Why Negative, Snarky Emails Will Always Backfire
I feel sure you've sent at least one email you wish you hadn't. Your emotions got the best of you. Maybe you were snide, maybe you were sarcastic, maybe you were clearly pissed--whatever your feelings, email made it easier to express those feelings because you weren't face to face.
You wanted to vent. You needed to vent. So you sent it.
And then you desperately wished you could get it back.
I also feel sure that every time you've sent an email in which your negative emotions were on full display, you've eventually regretted it--especially if you sent it to someone you know.
Why? When you send negative emails:
Your message gets lost. Give me constructive feedback--feedback I can tell you are giving because you care about me and want me to improve--and I may not love it, but I'll listen. Scold me, and all I'll focus on is the criticism. The meat of the message is lost.

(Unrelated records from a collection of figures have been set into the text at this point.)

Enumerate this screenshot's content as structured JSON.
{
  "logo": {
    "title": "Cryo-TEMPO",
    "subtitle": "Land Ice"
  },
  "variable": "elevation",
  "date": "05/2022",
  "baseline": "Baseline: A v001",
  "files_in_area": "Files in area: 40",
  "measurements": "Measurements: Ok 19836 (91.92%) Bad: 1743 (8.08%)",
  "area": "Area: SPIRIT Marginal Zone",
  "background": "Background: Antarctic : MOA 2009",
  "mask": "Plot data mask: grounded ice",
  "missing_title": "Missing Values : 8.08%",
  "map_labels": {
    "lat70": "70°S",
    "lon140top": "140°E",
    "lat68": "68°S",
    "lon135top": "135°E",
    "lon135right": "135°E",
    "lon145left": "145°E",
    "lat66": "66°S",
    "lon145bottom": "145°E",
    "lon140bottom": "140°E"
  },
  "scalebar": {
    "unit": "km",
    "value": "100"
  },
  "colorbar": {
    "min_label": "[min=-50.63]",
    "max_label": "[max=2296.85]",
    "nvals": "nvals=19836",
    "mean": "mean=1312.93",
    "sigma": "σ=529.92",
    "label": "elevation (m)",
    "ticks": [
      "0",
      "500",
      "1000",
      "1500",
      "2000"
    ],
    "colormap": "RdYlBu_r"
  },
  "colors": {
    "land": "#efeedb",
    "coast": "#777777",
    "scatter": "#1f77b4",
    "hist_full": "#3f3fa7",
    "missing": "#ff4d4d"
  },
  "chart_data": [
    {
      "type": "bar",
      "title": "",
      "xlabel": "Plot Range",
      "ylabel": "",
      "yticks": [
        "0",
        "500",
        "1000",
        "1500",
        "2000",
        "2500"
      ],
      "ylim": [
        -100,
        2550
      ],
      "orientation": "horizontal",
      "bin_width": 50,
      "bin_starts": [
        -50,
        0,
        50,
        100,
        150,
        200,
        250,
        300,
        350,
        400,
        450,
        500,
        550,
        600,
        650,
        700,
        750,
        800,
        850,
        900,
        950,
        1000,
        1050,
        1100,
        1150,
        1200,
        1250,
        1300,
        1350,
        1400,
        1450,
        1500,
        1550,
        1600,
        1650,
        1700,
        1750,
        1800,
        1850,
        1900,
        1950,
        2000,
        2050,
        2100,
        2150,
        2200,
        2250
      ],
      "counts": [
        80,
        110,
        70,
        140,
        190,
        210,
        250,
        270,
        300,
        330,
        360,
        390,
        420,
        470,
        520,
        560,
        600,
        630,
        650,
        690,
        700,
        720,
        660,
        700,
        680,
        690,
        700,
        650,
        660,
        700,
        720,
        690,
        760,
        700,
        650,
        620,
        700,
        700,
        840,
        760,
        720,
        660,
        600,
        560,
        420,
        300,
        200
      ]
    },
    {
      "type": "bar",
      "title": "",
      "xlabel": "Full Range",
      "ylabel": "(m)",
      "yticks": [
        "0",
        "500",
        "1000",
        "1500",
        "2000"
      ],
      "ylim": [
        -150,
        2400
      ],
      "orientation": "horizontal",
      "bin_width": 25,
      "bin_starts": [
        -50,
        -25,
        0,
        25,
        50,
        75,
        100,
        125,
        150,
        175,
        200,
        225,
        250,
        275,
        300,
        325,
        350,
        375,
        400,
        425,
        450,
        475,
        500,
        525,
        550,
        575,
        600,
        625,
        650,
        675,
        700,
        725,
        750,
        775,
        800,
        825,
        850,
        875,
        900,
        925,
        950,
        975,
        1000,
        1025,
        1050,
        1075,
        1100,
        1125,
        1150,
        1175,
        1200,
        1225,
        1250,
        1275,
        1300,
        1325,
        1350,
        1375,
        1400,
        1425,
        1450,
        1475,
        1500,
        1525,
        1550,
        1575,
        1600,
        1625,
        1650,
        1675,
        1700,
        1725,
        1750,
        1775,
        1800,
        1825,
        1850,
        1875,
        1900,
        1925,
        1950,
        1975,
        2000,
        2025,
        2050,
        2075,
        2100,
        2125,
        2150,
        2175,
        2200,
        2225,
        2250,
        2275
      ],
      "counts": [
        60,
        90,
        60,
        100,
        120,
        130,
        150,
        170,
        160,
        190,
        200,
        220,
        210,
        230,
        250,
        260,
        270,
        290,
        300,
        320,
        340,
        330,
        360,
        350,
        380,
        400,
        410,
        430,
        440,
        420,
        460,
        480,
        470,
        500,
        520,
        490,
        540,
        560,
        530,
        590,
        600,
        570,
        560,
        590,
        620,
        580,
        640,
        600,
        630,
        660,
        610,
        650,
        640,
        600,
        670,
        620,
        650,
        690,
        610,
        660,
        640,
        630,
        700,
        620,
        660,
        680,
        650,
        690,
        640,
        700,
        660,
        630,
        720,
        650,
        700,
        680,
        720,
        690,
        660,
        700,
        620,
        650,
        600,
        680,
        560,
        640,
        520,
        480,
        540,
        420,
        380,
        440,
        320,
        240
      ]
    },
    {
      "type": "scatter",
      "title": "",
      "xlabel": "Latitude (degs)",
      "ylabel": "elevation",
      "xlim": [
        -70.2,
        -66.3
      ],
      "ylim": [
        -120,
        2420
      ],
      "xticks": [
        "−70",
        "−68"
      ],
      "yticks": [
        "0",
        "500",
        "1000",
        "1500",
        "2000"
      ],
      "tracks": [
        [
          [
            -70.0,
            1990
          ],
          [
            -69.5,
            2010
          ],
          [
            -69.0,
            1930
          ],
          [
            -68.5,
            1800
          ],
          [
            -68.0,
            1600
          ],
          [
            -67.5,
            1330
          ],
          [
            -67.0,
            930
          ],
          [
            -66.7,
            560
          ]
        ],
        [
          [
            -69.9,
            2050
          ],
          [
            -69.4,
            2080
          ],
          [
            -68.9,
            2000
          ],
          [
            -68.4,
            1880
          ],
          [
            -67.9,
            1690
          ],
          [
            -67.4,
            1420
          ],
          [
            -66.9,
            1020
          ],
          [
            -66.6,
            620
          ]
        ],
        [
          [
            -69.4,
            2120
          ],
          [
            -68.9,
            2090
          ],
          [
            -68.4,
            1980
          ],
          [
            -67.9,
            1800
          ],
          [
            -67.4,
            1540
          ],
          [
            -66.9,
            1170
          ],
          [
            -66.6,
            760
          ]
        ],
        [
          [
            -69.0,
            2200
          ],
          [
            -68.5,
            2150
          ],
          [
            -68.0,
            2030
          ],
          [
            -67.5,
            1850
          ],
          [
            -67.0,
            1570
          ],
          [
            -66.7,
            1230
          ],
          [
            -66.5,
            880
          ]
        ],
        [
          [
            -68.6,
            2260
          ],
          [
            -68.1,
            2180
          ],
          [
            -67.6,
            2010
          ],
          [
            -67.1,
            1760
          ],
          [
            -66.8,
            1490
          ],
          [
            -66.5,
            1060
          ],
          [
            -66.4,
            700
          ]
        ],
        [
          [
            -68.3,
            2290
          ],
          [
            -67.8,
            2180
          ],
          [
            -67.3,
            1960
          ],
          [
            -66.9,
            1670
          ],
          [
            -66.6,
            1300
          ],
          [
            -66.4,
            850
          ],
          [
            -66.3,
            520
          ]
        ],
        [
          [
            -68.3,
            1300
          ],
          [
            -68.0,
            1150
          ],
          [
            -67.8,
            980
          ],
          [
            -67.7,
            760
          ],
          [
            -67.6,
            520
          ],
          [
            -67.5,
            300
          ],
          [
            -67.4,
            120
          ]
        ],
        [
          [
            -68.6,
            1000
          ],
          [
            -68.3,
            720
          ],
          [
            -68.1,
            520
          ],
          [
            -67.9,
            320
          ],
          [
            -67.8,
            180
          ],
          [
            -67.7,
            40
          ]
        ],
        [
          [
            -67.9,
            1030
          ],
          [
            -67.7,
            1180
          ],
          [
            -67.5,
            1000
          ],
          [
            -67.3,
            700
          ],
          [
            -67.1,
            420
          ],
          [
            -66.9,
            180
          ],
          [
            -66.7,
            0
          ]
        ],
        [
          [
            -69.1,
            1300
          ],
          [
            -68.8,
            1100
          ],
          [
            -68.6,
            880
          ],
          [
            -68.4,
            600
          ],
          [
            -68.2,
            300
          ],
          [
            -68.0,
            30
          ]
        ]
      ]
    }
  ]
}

(Think about it. If you say, "Next time, try...," I won't be defensive. But if you say, "How could you be so stupid? Next time, try...," all I'll remember is that you think I'm stupid.)
Your context gets lost. Without body language, without tone of voice, without all the clues we use to determine whether a person is being sarcastic or humorous or clever or mean, the recipient is left to his or her own devices. If in doubt, the recipient assumes the worst.
And if the recipient assumes the worst, you aren't there to notice--and to correct any misunderstandings.
Your conflicts escalate. Admit it. You've received a snarky email and spent an hour crafting and fine-tuning your devastating response. And then you got one back.
And soon, whatever the problem was, it's forgotten--all that matters is trying to "win." Which, of course, means you both lose.
Your words last forever. You may not save particularly hateful emails you've received. But if you've sent one to an employee, I guarantee he's saved it. He's probably forwarded it to his personal account, just in case. And he definitely pulls it up once in a while. And seethes. Email creates a permanent record, ensuring that though an emotional outburst may in time be forgiven, it is never forgotten.
So what should you do? Be the Ellen of email. Whether you enjoy her talk show or not, Ellen DeGeneres is always positive. She laughs with people, not at them. Even her sarcasm is laced with a dollop of humanity. The old cliché "I kid because I care" actually seems true.
And that's how your emails should be. The next time you get upset and start to write an email:
1. Go ahead and write it, but save it. Let the heat of the moment pass. Come back to it tomorrow. Make sure you still feel the same. You may--but once you've cooled off, you'll almost always decide not to express your feelings the same way.
2. Discuss the issue in person. Here's a simple rule of thumb. If what you have to say can in any way be construed as negative, say it in person. Don't fire a one-way missile.
Though face to face may be less comfortable than hiding behind email, the outcome will always be better.
And if you receive an emotional email...
3. Respond in person. Don't fire back. Don't start an email tennis match, especially with an employee or a customer. Get on the phone, or if possible, respond in person.
You'll be much more sensitive to the other person's feelings--and much more likely to actually resolve the problem while keeping a professional relationship intact.